In this episode of The AI Kubernetes Show, we talked with Ahmed Bebars, Principal Platform Engineer, CNCF Ambassador, and Board Member of the CNCF End User Technical Advisory Board (TAB), about how the proliferation of AI tooling and changes in AI processes are changing the world of platform engineering.
This blog post was generated by AI from the interview transcript, with some editing.
While AI certainly accelerates shipping code, it's important that it doesn't disrupt established processes. Bebars views AI as a powerful productivity tool that helps teams ship more, faster, but users must maintain the integrity of their existing software development lifecycle (SDLC) process. The ultimate aim is to boost velocity without removing the well-established DevOps processes honed over the last decade or two. This means that rigorous testing, including integration and regression testing, must remain firmly in place.
Shipping code faster is about more than just coding; it’s really about the surrounding ecosystem. AI is improving the entire development lifecycle. This includes accelerating all those supporting tasks like documentation, test iteration, testing, observability, regression testing, and user feedback analysis.
AI is also being used in monitoring to analyze platform metrics and dashboards, with correlation happening much earlier in the process. Ultimately, this speeds up the process of releasing and rolling back code.
A frequent concern about AI is that it will lead to reduced quality, but the quality of the LLM's output is directly tied to the quality and context of the input you provide. Context matters immensely. If a codebase is well-written, documented, and orchestrated, the resulting AI output will be very high-quality—similar to what a human would write.
This leads directly to a highly favored concept: spec-driven development. In this approach, users tell AI exactly what they want, and humans review and guide the entire process.

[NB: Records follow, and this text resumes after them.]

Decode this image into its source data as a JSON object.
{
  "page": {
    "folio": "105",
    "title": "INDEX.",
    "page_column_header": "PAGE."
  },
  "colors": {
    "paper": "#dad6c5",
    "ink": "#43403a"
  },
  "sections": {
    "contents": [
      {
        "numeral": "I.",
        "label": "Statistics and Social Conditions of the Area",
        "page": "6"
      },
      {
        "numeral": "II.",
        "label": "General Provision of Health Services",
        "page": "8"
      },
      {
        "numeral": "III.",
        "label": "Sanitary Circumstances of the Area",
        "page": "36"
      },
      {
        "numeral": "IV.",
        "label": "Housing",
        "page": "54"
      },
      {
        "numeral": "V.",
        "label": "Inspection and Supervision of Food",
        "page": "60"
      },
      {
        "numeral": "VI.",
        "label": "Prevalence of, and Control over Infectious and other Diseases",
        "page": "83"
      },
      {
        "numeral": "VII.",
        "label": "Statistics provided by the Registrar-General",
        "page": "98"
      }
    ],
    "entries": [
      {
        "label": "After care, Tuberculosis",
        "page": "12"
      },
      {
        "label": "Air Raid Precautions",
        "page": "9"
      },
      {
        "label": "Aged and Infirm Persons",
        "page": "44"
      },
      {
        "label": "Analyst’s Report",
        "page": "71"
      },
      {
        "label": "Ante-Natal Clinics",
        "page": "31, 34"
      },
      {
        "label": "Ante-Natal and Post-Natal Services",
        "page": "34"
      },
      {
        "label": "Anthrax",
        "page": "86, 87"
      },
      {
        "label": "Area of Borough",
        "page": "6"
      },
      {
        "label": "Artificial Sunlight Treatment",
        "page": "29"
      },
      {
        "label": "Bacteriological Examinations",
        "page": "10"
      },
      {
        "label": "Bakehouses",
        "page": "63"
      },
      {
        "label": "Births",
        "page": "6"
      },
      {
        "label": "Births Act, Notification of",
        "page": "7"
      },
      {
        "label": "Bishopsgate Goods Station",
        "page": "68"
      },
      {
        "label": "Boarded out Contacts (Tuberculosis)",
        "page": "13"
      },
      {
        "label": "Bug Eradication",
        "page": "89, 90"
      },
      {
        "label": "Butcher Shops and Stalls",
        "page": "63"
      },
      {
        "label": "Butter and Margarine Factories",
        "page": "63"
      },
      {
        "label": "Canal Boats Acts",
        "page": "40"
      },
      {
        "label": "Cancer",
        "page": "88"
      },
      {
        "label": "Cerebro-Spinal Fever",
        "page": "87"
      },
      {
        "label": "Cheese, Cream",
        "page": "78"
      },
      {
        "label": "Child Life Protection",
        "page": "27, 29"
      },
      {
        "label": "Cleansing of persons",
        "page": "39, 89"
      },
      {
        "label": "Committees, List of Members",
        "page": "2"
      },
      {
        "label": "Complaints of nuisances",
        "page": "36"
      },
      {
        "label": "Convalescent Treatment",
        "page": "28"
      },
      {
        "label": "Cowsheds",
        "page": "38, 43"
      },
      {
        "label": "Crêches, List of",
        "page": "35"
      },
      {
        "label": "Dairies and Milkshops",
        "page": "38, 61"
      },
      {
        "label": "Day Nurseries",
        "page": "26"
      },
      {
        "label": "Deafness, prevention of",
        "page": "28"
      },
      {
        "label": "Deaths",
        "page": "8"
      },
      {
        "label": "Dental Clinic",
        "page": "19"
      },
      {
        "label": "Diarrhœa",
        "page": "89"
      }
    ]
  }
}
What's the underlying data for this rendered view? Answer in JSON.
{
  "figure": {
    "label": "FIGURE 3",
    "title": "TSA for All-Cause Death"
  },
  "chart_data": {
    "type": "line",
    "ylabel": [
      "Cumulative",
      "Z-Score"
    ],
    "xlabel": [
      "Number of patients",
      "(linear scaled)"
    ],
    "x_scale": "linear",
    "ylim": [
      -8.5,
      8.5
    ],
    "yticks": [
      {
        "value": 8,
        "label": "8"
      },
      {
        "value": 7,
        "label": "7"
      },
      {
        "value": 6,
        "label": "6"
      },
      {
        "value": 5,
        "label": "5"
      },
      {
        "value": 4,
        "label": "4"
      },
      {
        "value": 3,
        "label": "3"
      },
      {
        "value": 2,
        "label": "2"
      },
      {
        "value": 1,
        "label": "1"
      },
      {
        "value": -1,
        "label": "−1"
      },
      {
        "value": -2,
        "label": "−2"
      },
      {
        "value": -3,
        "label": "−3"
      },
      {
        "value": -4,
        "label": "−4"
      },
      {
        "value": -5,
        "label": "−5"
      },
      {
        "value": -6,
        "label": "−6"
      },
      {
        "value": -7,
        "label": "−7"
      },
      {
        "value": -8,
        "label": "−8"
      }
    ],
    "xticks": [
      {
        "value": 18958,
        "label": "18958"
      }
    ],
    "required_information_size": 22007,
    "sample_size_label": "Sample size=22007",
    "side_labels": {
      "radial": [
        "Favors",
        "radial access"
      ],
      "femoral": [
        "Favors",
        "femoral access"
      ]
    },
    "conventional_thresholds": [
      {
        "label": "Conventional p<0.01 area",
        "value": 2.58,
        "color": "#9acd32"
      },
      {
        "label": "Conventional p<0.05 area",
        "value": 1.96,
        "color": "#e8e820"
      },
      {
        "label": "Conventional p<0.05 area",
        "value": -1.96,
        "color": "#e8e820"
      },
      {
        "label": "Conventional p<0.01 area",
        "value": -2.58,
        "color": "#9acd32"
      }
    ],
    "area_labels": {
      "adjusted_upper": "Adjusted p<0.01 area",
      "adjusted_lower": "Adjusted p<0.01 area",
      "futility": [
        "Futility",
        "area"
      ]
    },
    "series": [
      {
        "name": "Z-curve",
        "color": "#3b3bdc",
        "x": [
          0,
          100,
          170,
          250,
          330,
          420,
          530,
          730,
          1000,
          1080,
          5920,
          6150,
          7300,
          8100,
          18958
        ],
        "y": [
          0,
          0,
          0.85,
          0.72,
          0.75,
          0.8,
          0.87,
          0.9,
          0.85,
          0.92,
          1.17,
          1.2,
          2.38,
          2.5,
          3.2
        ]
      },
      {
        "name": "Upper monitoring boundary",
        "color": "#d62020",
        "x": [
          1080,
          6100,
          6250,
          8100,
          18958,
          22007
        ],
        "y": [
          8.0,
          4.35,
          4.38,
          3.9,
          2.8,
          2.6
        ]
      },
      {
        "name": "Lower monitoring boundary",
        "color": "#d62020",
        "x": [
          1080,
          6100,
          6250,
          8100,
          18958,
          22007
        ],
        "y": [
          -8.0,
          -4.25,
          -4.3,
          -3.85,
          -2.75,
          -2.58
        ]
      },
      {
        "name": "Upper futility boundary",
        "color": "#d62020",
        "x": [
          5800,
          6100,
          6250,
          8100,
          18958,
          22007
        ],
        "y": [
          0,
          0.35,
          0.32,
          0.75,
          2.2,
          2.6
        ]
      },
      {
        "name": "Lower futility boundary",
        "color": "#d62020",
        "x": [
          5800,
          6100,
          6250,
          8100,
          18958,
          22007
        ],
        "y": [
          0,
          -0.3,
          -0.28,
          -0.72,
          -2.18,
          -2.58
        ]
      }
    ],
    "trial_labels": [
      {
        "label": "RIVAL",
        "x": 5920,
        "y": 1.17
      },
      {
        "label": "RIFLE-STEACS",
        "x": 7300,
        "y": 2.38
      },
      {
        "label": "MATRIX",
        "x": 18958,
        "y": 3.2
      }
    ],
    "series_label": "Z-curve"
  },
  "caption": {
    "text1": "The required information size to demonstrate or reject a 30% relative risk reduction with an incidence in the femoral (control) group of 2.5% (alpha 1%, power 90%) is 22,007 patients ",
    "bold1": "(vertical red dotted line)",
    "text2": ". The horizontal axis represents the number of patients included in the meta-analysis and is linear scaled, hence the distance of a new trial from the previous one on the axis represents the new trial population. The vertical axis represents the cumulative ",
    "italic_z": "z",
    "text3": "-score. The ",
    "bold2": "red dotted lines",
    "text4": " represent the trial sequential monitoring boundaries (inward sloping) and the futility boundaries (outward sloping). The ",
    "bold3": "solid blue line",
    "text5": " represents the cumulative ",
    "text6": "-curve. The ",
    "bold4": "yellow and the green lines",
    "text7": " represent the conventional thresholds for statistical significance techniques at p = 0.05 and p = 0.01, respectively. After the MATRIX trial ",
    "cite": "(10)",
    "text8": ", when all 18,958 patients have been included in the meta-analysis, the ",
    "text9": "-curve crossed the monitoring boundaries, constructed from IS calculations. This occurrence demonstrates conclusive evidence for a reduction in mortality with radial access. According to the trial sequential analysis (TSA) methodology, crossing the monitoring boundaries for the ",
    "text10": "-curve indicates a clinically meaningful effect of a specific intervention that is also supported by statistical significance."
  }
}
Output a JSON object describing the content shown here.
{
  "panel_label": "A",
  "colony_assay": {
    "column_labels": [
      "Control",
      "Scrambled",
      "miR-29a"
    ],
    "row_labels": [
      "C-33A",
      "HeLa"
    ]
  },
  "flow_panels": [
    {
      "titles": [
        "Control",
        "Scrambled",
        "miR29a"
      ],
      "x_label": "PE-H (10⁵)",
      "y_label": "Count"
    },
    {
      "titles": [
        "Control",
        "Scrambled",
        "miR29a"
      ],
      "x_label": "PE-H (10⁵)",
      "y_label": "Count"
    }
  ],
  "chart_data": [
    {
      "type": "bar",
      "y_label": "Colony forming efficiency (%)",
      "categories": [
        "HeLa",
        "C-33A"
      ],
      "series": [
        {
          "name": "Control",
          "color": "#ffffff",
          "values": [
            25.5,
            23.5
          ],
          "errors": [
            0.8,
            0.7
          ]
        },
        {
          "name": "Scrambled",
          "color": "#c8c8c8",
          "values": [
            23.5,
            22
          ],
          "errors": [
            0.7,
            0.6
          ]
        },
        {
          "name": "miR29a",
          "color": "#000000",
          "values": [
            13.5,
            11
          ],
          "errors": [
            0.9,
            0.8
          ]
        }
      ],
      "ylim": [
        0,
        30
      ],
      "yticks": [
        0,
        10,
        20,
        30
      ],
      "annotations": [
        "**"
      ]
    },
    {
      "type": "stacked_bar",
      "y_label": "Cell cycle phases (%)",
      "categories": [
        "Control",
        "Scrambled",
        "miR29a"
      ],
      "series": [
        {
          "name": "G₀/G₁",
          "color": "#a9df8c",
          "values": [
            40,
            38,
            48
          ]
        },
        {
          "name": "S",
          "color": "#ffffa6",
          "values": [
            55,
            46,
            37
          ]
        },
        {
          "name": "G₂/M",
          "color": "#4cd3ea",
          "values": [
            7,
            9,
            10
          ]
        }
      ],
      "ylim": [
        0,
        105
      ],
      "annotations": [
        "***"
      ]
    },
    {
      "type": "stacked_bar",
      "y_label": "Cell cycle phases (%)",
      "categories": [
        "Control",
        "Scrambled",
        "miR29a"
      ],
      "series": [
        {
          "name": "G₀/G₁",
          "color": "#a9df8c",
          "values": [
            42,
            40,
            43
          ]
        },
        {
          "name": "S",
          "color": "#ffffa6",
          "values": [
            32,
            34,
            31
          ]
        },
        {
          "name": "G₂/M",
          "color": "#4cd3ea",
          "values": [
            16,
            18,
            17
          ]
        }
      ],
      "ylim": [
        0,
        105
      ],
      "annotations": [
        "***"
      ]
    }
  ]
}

The non-deterministic nature of LLMs requires a significant mindset shift for engineers who typically prefer deterministic outputs. Even though an LLM's output is non-deterministic, tooling can be used to make the result predictable. You can build scripts that run on top of the LLM's output to make it more deterministic.
The bigger shift is designing a system to handle unpredictable user intent, where the inputs themselves will be non-deterministic. This approach is incredibly powerful for creative platforms and knowledge bases, as it offers a much more personalized user experience.
For platform engineering leaders, SREs, and those managing Kubernetes clusters, Bebars advises to embrace and integrate this new technology. To start small—really just test it out, try it, and see what the next possibilities are. A key move is also to prepare your organization by focusing on local knowledge. This means finding solutions to host your own LLMs and using the right tooling to build agentic workflows for specific use cases.
When it comes to incident response, AI is proving valuable for triage and data gathering. It helps quickly correlate data, which is great for giving an engineer a solid starting point when a cluster has a problem.
If you would like to connect with Ahmed Bebars, the best way to find him is over LinkedIn or in person at events like KubeCon. He is always happy to talk about open source, technology, and specifically, his passion for scuba diving.
AI tooling allows engineers to ship more code faster, increasing velocity, provided that well-established software development lifecycle (SDLC) processes, testing, and reviews are kept intact.
The core DevOps processes must be maintained. AI is a productivity tool, but it's essential to keep the same testing in place, integration testing, and regression testing.
A strategy that is gaining interest is "spec-driven development," where the user is highly specific with prompts to guide the LLM's output.
Software engineers are generally drawn to deterministic outputs, while LLMs produce outputs that are inherently non-deterministic. The challenge is adopting a new mindset and building tooling to make the non-deterministic output more deterministic.